Union Bank of India Q1FY27 net profit up 30% at ₹5,332 crore
Union Bank of India has recorded a massive 30% jump in profit for the first quarter. The bank is now targeting specialized foreign deposits to strengthen its capital position further.
Union Bank of India (UBI) has started the new financial year on a very strong note. The bank reported a net profit of ₹5,332 crore for the first quarter (Q1FY27). This is nearly a 30% increase compared to the ₹4,116 crore profit it made during the same period last year. The bank, which is India’s fifth-largest public sector lender, saw its profits grow because of higher interest income and better control over expenses.
MD & CEO Asheesh Pandey shared that the bank's operating profit crossed the ₹8,000-crore mark for the first time ever. The Net Interest Margin or NIM (the difference between interest earned on loans and interest paid on deposits) improved slightly to 2.80%. The bank management has stated they will work hard to protect and improve this margin in the coming months.
A major focus for the bank right now is collecting foreign currency. The bank plans to raise between $1.5 billion and $2 billion through Foreign Currency Non-Resident (Bank) or FCNR (B) deposits. These are fixed deposits held in foreign currency by NRIs. The bank is using a special "concessional swap window" from the RBI, which allows banks to exchange foreign currency for rupees at a cheaper rate. This facility is available until September 2026.

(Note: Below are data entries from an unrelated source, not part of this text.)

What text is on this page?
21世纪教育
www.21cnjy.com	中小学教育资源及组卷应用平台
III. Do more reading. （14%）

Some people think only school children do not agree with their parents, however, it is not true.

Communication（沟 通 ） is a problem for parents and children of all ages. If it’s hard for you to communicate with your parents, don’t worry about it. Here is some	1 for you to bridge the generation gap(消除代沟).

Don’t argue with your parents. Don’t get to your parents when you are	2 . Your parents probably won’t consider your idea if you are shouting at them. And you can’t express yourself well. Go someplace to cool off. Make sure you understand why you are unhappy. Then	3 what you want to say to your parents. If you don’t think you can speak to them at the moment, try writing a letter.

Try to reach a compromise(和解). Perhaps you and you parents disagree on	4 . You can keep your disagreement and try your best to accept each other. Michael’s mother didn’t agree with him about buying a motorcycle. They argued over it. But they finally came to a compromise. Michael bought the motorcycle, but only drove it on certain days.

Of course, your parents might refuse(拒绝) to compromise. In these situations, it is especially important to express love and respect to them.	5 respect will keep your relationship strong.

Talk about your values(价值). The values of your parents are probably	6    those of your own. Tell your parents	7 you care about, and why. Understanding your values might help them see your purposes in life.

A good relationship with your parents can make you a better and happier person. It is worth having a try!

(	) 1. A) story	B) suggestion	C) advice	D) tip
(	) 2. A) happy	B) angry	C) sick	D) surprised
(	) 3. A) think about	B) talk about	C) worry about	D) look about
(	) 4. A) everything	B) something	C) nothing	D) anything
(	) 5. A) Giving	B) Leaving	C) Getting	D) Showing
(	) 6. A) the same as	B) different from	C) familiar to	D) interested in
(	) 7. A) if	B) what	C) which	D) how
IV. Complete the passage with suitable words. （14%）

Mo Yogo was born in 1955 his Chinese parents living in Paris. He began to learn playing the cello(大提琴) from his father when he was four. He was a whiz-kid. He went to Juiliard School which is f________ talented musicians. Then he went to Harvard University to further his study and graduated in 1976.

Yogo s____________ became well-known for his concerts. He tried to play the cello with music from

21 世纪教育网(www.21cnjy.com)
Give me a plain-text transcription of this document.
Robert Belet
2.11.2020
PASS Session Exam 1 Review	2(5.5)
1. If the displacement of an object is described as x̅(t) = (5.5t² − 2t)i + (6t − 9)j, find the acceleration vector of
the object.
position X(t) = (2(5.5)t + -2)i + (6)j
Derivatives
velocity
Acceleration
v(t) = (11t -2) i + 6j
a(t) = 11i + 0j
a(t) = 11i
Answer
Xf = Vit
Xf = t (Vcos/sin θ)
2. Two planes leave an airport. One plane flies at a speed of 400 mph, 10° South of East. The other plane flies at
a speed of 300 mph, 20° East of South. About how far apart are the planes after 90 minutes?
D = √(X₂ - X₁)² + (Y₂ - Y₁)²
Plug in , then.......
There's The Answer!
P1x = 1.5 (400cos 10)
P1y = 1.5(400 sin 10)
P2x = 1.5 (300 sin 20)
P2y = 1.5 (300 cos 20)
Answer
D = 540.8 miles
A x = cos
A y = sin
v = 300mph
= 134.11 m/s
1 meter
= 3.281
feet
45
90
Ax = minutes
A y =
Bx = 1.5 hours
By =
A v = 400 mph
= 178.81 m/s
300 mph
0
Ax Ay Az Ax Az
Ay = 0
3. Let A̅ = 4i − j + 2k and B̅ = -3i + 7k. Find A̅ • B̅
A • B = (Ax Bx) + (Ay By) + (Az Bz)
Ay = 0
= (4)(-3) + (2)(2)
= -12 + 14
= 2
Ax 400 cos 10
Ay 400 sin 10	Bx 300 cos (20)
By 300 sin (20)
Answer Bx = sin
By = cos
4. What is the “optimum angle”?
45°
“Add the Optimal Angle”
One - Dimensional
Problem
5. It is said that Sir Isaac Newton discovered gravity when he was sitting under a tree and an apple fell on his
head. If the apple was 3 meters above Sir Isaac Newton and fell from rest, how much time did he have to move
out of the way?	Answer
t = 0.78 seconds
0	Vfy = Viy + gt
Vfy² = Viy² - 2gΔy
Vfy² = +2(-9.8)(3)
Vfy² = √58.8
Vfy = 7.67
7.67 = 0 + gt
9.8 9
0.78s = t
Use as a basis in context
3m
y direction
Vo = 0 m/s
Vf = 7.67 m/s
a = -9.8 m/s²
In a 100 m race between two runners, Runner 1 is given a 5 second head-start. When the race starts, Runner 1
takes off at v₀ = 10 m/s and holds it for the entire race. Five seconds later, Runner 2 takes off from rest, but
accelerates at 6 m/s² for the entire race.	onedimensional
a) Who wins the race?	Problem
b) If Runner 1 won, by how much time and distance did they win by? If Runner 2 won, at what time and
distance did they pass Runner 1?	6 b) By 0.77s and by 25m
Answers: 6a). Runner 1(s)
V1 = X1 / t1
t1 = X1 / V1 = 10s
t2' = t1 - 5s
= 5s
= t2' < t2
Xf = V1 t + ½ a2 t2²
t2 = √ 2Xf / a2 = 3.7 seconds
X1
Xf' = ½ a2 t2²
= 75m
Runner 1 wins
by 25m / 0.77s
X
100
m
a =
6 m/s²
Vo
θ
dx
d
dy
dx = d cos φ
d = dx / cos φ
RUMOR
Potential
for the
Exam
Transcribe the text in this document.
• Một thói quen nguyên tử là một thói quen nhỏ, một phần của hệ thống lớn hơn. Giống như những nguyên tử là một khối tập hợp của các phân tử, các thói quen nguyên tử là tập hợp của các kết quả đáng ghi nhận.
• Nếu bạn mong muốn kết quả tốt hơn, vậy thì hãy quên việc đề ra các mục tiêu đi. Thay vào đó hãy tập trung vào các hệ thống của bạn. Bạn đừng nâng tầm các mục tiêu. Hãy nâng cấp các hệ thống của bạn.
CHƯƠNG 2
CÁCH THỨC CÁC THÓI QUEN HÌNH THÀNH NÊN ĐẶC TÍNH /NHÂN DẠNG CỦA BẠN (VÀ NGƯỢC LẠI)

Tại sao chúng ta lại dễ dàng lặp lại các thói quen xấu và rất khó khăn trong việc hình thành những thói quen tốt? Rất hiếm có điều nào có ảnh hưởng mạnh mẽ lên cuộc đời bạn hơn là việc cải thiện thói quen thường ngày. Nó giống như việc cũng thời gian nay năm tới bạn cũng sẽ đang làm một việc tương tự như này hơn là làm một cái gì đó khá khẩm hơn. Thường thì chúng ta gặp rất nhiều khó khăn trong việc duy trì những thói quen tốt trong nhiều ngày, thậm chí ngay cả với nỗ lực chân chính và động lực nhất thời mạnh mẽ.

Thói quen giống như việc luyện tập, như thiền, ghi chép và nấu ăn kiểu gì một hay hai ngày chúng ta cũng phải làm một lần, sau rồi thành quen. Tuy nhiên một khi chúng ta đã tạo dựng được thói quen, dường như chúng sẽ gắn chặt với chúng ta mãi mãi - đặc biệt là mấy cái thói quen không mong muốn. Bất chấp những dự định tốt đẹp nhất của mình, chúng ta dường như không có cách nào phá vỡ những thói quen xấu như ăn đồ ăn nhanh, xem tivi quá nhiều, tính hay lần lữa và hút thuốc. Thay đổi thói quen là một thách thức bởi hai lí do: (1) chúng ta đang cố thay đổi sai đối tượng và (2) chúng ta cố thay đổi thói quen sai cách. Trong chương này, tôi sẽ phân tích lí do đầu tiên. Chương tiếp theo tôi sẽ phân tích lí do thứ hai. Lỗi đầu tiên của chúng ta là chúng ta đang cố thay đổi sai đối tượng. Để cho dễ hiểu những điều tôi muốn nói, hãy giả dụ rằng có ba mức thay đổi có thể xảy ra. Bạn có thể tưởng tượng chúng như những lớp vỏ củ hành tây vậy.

In addition to these deposits, Union Bank is looking at overseas borrowing of about $200 million to $300 million. There are also plans to raise funds through an Employee Stock Purchase Scheme (ESPS), where bank staff can buy shares of the company. These moves show that the bank is looking at multiple ways to grow its capital base (the money a bank holds to support its business).
The bank's core income was also healthy. The Net Interest Income (NII) rose by 10% to reach ₹10,037 crore. Fee-based income and recovery from old bad loans also contributed ₹4,603 crore to the total earnings. For bank officers, this suggests that focus on recovering written-off accounts is paying off well.
Asset quality, which is always a concern for public sector banks, showed great improvement. The Gross Non-Performing Assets or GNPA (the total value of loans that are not being repaid) fell to 2.65% from 3.52% last year. The Net NPA, which is a cleaner measure of bad loans after setting aside money for losses, dropped to a very low 0.47%. This indicates that the bank is managing its loan book very carefully.
On the business side, total loans (advances) grew by 12.50%. The biggest growth came from MSME loans (16.49%) and large corporate loans (15.32%). Retail and agriculture loans also grew steadily. Total deposits reached over ₹12.83 lakh crore. Importantly, the CASA ratio (the proportion of low-cost Current Account and Savings Account deposits) improved to 35.10%, which helps the bank keep its cost of funds low.
For bank aspirants and employees, these results show a bank that is becoming more efficient and tech-savvy. The focus on FCNR deposits and overseas borrowing means the bank is expanding its global footprint while keeping its domestic house in order. Investors reacted positively to these numbers, with the bank's share price rising slightly on the stock exchange.